Zur allgemeinen Frage der internationalen Stellung Taiwans sagte Hou, er konzentriere sich auf den Schutz der nationalen Interessen in den dreiseitigen Beziehungen zwischen Taiwan, den Vereinigten Staaten und China, auf die Maximierung von Frieden und Stabilität in der Taiwanstraße und darauf, alles Notwendige zu tun, um die Auslösung einer Krise zu vermeiden.
Hou erinnerte daran, dass er 1993 als junger Polizeibeamter aus Taipeh nach China reiste, um sich mit seinen Amtskollegen über eine straßenübergreifende Initiative zur Verbrechensbekämpfung auszutauschen. Dieser Austausch habe 2009 zur Unterzeichnung eines Abkommens geführt, das zeige, dass Taiwan und China auch ohne offiziellen Rahmen einen gleichberechtigten und würdevollen Austausch pflegen können, solange beide Seiten aufrichtig und pragmatisch handeln.
Während des Forums wiederholte Hou auch seine Bereitschaft, die Nutzung der Kernenergie in Taiwan auszuweiten, wenn dies sicher möglich ist, und schlug vor, den Anteil der Energie, die Taiwan aus fossilen Brennstoffen bezieht, "mittelfristig" von derzeit 80 Prozent auf 50 bis 70 Prozent zu reduzieren.
Hous Auftritt bei der Veranstaltung fällt in eine Zeit, in der er versucht, seinen Wahlkampf zu stabilisieren, nachdem eine Reihe jüngster Umfragen ihn auf dem dritten Platz vor seinen Konkurrenten - dem Vizepräsidenten Lai Ching-te (賴清德) von der Demokratischen Fortschrittspartei (DPP) und dem ehemaligen Bürgermeister von Taipeh Ko Wen-je (柯文哲) von der zentristischen Taiwanischen Volkspartei (TPP) - sahen.

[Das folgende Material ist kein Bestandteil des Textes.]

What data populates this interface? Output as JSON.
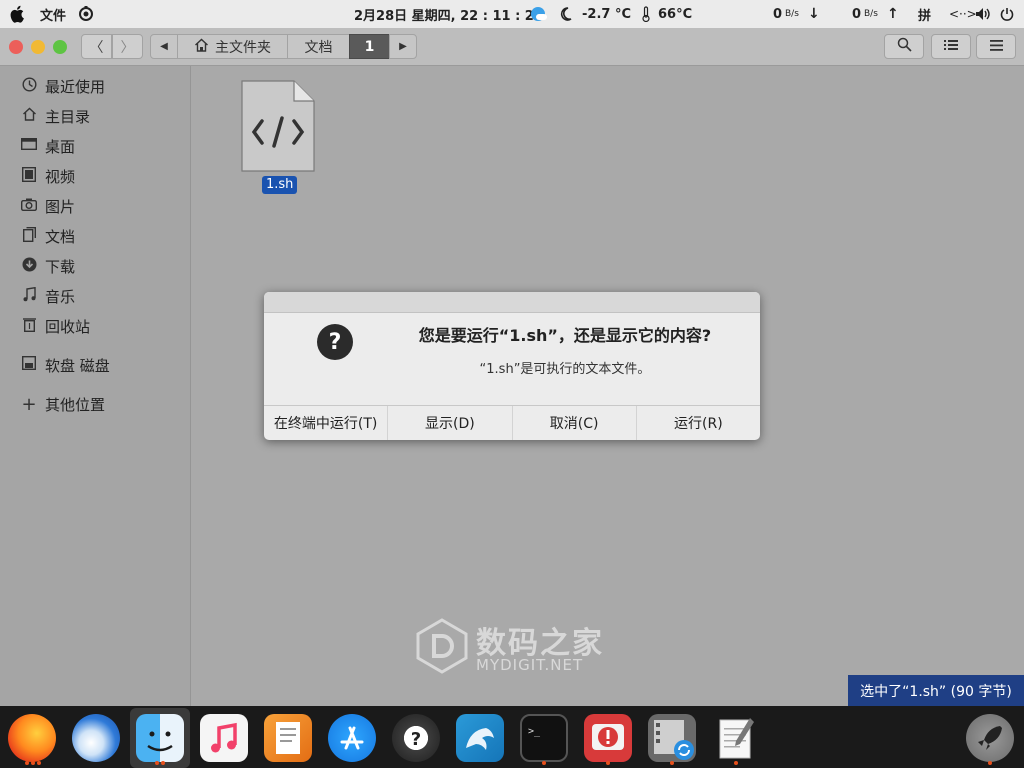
{
  "topbar": {
    "file_menu": "文件",
    "clock": "2月28日 星期四, 22 : 11 : 28",
    "temperature": "-2.7 °C",
    "cpu_temp": "66°C",
    "net_down": "0",
    "net_down_unit": "B/s",
    "net_up": "0",
    "net_up_unit": "B/s",
    "input_method": "拼"
  },
  "headerbar": {
    "crumbs": [
      "主文件夹",
      "文档",
      "1"
    ]
  },
  "sidebar": {
    "items": [
      {
        "label": "最近使用",
        "icon": "clock-icon"
      },
      {
        "label": "主目录",
        "icon": "home-icon"
      },
      {
        "label": "桌面",
        "icon": "desktop-icon"
      },
      {
        "label": "视频",
        "icon": "video-icon"
      },
      {
        "label": "图片",
        "icon": "camera-icon"
      },
      {
        "label": "文档",
        "icon": "document-icon"
      },
      {
        "label": "下载",
        "icon": "download-icon"
      },
      {
        "label": "音乐",
        "icon": "music-icon"
      },
      {
        "label": "回收站",
        "icon": "trash-icon"
      },
      {
        "label": "软盘 磁盘",
        "icon": "floppy-icon"
      },
      {
        "label": "其他位置",
        "icon": "plus-icon"
      }
    ]
  },
  "file": {
    "name": "1.sh"
  },
  "dialog": {
    "title": "您是要运行“1.sh”，还是显示它的内容?",
    "message": "“1.sh”是可执行的文本文件。",
    "actions": [
      "在终端中运行(T)",
      "显示(D)",
      "取消(C)",
      "运行(R)"
    ]
  },
  "status": {
    "text": "选中了“1.sh” (90 字节)"
  },
  "watermark": {
    "title": "数码之家",
    "subtitle": "MYDIGIT.NET"
  },
  "dock": {
    "apps": [
      "firefox-icon",
      "thunderbird-icon",
      "finder-icon",
      "music-app-icon",
      "pages-icon",
      "appstore-icon",
      "help-icon",
      "mysql-workbench-icon",
      "terminal-icon",
      "alert-app-icon",
      "video-converter-icon",
      "textedit-icon",
      "launchpad-icon"
    ]
  },
  "colors": {
    "accent": "#1f3f85",
    "selection": "#1a53b0",
    "close": "#ec5f5a",
    "minimize": "#f1b934",
    "maximize": "#5ec443"
  }
}
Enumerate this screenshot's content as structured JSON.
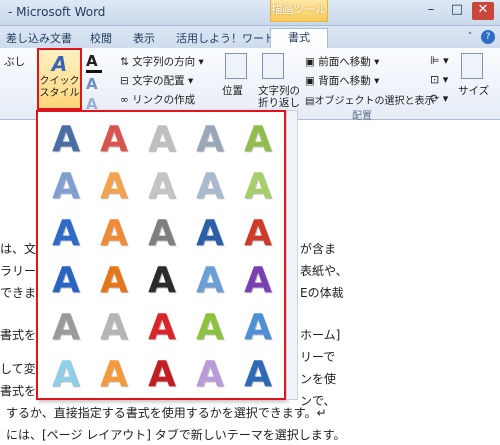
{
  "window": {
    "title": "- Microsoft Word",
    "context_tab": "描画ツール",
    "min": "–",
    "max": "□",
    "close": "✕"
  },
  "tabs": [
    "差し込み文書",
    "校閲",
    "表示",
    "活用しよう！ワード",
    "書式"
  ],
  "ribbon": {
    "left_cut": "ぶし",
    "quick_style": {
      "line1": "クイック",
      "line2": "スタイル"
    },
    "text_direction": "文字列の方向",
    "text_align": "文字の配置",
    "create_link": "リンクの作成",
    "position": "位置",
    "wrap_line1": "文字列の",
    "wrap_line2": "折り返し",
    "bring_forward": "前面へ移動",
    "send_backward": "背面へ移動",
    "selection_pane": "オブジェクトの選択と表示",
    "group_arrange": "配置",
    "size": "サイズ"
  },
  "document": {
    "lines": [
      "は、文字",
      "ラリーを",
      "できます",
      "書式を変",
      "して変更す",
      "書式を設定す",
      "するか、直接指定する書式を使用するかを選択できます。↵",
      "には、[ページ レイアウト] タブで新しいテーマを選択します。"
    ],
    "right_lines": [
      "が含ま",
      "表紙や、",
      "Eの体裁",
      "ホーム]",
      "リーで",
      "ンを使",
      "ンで、"
    ]
  },
  "gallery": {
    "letter": "A",
    "colors": [
      [
        "#4a6fa5",
        "#d9534f",
        "#bfbfbf",
        "#9aa7b8",
        "#8fbf4a"
      ],
      [
        "#7f9fd0",
        "#f5a24d",
        "#c4c4c4",
        "#a9b9cf",
        "#a6cf6b"
      ],
      [
        "#2f6bc8",
        "#f08a35",
        "#7f7f7f",
        "#2b5fa8",
        "#d03a2a"
      ],
      [
        "#2a64c0",
        "#e5761a",
        "#2b2b2b",
        "#6a9fd8",
        "#7a3fb0"
      ],
      [
        "#9a9a9a",
        "#b5b5b5",
        "#d9242a",
        "#8dc23f",
        "#4f8fd8"
      ],
      [
        "#8ed0e8",
        "#f29a3c",
        "#c21f24",
        "#b89bd8",
        "#2f6ab8"
      ]
    ]
  }
}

Eine am 6. Juni veröffentlichte My-Formosa-Umfrage ergab, dass nur 22,6 Prozent der Befragten Hou unterstützten, verglichen mit 25,5 Prozent für Ko und 35,4 Prozent für Lai.

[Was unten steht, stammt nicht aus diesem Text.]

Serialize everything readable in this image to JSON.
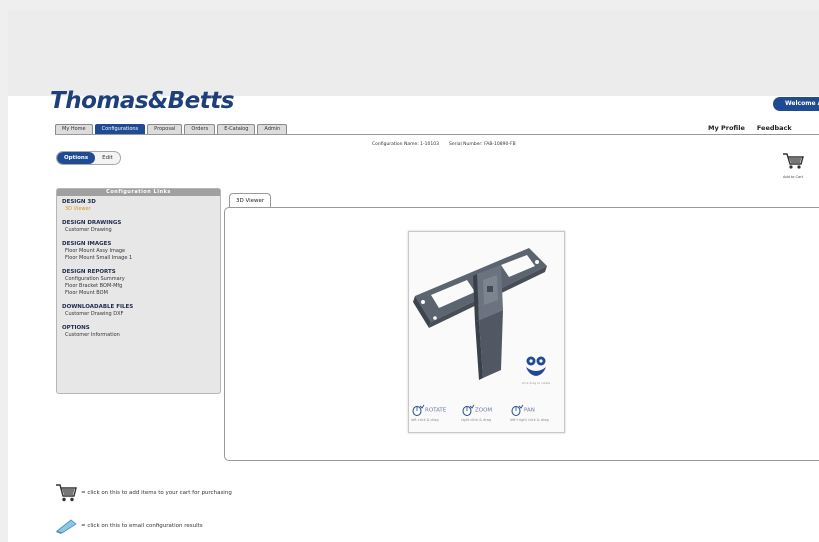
{
  "brand": {
    "logo_text": "Thomas&Betts"
  },
  "header": {
    "welcome": "Welcome A",
    "links": [
      "My Profile",
      "Feedback"
    ]
  },
  "tabs": [
    {
      "label": "My Home",
      "active": false
    },
    {
      "label": "Configurations",
      "active": true
    },
    {
      "label": "Proposal",
      "active": false
    },
    {
      "label": "Orders",
      "active": false
    },
    {
      "label": "E-Catalog",
      "active": false
    },
    {
      "label": "Admin",
      "active": false
    }
  ],
  "config_info": {
    "name": "Configuration Name: 1-10103",
    "serial": "Serial Number: FAB-10890-FB"
  },
  "mode_toggle": {
    "options_label": "Options",
    "edit_label": "Edit"
  },
  "cart_top": {
    "label": "Add to Cart",
    "icon": "cart-icon"
  },
  "sidebar": {
    "title": "Configuration Links",
    "sections": [
      {
        "title": "DESIGN 3D",
        "items": [
          {
            "label": "3D Viewer",
            "current": true
          }
        ]
      },
      {
        "title": "DESIGN DRAWINGS",
        "items": [
          {
            "label": "Customer Drawing"
          }
        ]
      },
      {
        "title": "DESIGN IMAGES",
        "items": [
          {
            "label": "Floor Mount Assy Image"
          },
          {
            "label": "Floor Mount Small Image 1"
          }
        ]
      },
      {
        "title": "DESIGN REPORTS",
        "items": [
          {
            "label": "Configuration Summary"
          },
          {
            "label": "Floor Bracket BOM-Mfg"
          },
          {
            "label": "Floor Mount BOM"
          }
        ]
      },
      {
        "title": "DOWNLOADABLE FILES",
        "items": [
          {
            "label": "Customer Drawing DXF"
          }
        ]
      },
      {
        "title": "OPTIONS",
        "items": [
          {
            "label": "Customer Information"
          }
        ]
      }
    ]
  },
  "viewer": {
    "tab_label": "3D Viewer",
    "controls": [
      {
        "label": "ROTATE",
        "hint": "left click & drag"
      },
      {
        "label": "ZOOM",
        "hint": "right click & drag"
      },
      {
        "label": "PAN",
        "hint": "left+right click & drag"
      }
    ],
    "badge_text": "click drag to rotate"
  },
  "legend": [
    {
      "icon": "cart-icon",
      "text": "= click on this to add items to your cart for purchasing"
    },
    {
      "icon": "email-icon",
      "text": "= click on this to email configuration results"
    }
  ],
  "colors": {
    "brand_blue": "#1f4b93",
    "accent_gold": "#d39b1e",
    "panel_gray": "#e7e7e7"
  }
}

In einer RWNews-Umfrage vom 14. Juni kam Lai auf 37,76 Prozent, Ko auf 31,29 Prozent und Hou auf 21,87 Prozent.
Die jüngste Meinungsumfrage, die von TVBS am 18. Juni veröffentlicht wurde, sah Ko mit 33 Prozent erstmals auf dem ersten Platz, gefolgt von Lai mit 30 Prozent und Hou mit 23 Prozent.
Die Präsidentschafts- und Parlamentswahlen in Taiwan werden am 13. Januar 2024 stattfinden.